Maybe I didn’t explain the context of this design very well… The incoming IP packets are not arriving at a physical NIC (at least, not for all intensive purposes). They are being received in user-space by some means that is outside the scope of this design. You can think of this user-space application as the lower-edge of the virtual miniport.

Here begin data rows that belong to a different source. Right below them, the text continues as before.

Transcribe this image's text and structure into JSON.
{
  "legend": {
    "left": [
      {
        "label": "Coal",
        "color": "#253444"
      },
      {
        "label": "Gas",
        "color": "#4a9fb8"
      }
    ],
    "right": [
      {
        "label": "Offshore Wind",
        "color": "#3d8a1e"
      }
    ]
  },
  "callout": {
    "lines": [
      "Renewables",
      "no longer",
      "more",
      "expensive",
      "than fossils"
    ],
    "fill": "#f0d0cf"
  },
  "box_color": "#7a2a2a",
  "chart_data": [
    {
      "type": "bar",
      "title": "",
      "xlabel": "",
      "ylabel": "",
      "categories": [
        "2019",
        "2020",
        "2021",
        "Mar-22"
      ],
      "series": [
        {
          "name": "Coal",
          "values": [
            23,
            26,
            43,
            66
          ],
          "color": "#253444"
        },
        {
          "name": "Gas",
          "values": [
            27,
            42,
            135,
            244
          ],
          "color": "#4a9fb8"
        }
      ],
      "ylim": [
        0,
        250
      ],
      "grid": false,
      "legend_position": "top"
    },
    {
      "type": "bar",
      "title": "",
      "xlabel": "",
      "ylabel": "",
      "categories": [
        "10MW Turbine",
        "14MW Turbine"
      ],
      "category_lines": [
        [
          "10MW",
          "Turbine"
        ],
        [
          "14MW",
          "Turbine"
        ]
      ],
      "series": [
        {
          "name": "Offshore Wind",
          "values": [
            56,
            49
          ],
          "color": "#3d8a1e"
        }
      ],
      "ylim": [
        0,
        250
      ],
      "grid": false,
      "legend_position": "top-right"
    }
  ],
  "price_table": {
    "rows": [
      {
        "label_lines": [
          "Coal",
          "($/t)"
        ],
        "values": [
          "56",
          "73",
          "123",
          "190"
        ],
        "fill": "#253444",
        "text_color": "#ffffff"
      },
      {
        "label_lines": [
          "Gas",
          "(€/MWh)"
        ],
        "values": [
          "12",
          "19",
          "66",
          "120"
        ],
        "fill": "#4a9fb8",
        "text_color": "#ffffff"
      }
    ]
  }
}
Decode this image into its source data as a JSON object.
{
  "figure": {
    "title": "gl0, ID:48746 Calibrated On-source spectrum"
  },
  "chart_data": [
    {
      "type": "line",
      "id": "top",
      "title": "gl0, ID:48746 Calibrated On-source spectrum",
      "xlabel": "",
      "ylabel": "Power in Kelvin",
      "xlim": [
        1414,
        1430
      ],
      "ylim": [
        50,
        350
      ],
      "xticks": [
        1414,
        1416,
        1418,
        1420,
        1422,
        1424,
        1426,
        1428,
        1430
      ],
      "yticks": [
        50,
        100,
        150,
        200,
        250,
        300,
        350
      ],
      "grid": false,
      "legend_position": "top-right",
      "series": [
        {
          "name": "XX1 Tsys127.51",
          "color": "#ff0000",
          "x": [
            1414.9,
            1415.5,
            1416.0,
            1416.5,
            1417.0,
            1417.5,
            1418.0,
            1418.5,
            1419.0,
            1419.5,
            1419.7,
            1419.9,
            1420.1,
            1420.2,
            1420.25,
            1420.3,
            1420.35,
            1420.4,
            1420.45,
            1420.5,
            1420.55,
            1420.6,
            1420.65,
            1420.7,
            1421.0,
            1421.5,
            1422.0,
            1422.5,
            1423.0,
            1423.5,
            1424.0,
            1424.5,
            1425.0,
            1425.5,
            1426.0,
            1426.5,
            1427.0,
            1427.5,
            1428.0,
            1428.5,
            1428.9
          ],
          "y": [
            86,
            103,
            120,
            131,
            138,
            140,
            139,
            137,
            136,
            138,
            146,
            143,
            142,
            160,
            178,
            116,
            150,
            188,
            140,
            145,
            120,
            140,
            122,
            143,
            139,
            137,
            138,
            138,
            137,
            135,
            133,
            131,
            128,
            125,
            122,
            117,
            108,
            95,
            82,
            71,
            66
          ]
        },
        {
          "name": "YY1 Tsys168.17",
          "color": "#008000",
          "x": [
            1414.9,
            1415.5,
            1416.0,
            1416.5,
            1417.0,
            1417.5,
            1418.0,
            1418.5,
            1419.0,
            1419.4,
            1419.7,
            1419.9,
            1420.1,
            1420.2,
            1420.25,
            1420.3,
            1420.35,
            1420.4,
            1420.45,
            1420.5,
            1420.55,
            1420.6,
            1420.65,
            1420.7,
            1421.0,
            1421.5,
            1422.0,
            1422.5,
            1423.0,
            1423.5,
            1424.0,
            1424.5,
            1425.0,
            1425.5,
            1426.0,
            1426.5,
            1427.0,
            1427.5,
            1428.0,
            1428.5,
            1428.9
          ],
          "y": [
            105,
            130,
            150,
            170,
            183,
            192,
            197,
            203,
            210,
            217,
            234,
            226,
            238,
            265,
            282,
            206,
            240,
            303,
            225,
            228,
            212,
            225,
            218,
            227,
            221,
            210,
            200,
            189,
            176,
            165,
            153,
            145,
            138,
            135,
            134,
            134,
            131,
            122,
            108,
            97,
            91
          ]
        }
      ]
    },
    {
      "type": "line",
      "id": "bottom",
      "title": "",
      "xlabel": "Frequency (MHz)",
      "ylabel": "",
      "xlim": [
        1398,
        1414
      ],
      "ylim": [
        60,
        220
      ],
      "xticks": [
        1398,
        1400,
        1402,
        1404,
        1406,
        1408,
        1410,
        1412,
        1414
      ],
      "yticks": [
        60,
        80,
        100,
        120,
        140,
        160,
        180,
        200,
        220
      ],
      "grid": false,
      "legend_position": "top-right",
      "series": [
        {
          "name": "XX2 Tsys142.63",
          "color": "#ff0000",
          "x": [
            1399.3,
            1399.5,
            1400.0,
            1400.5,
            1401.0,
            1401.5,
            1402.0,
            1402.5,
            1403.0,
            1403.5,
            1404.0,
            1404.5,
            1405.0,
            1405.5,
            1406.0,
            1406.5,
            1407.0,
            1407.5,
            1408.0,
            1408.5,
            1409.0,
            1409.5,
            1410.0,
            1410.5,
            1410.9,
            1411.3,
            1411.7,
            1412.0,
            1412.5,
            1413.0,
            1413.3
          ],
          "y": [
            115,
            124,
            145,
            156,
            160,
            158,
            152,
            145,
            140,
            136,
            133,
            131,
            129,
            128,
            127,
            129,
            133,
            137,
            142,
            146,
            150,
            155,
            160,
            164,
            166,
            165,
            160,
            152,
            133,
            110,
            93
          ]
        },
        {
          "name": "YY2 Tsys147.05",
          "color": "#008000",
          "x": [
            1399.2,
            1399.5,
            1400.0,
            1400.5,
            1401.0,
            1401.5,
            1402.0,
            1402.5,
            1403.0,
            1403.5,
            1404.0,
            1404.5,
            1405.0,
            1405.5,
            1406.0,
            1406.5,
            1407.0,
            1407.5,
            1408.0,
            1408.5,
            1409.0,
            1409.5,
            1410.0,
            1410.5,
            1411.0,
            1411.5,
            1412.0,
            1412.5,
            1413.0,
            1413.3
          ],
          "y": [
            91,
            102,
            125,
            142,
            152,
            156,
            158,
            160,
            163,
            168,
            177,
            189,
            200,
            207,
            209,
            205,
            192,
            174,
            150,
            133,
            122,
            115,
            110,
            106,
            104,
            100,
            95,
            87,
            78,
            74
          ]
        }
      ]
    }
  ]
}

I think that’s all that’s needed to understand what I’m trying to do, but just in case you’re curious I’ll give you a few more details without violating any disclosure policies This user-space application I’m talking about is for testing a particular radio protocol that supports IP. The interface to the hardware that does the testing is TCP-based. Most of the tests we develop don’t care what goes in the IP packets running on top of the radio stack, but there are some tests where we have to support the application these IP packets are associated with in order to get the test into some desired state. But there is currently no TCP/UDP/IP stack to process these packets. So we are trying to get the local Windows stack to handle them for us.

Pavel_A1 · November 5, 2012, 4:06pm

On 05-Nov-2012 19:30, xxxxx@yahoo.com wrote:

Maybe I didn’t explain the context of this design very well… The incoming IP packets are not arriving at a physical NIC (at least, not for all intensive purposes). They are being received in user-space by some means that is outside the scope of this design. You can think of this user-space application as the lower-edge of the virtual miniport.

I think that’s all that’s needed to understand what I’m trying to do, but just in case you’re curious I’ll give you a few more details without violating any disclosure policies This user-space application I’m talking about is for testing a particular radio protocol that supports IP. The interface to the hardware that does the testing is TCP-based. Most of the tests we develop don’t care what goes in the IP packets running on top of the radio stack, but there are some tests where we have to support the application these IP packets are associated with in order to get the test into some desired state. But there is currently no TCP/UDP/IP stack to process these packets. So we are trying to get the local Windows stack to handle them for us.

Then, this would be interesting to you, if you do not need to support
WinXP: Raw IP, a.k.a. NdisMediumIP

http://msdn.microsoft.com/en-us/library/windows/hardware/ff559158(v=vs.85).aspx

– pa

Aaron_Young · November 5, 2012, 5:06pm

Thanks for the tip, Pavel. It looks like this will lesson the complexity a bit by keeping me from having to deal with Ethernet MAC headers.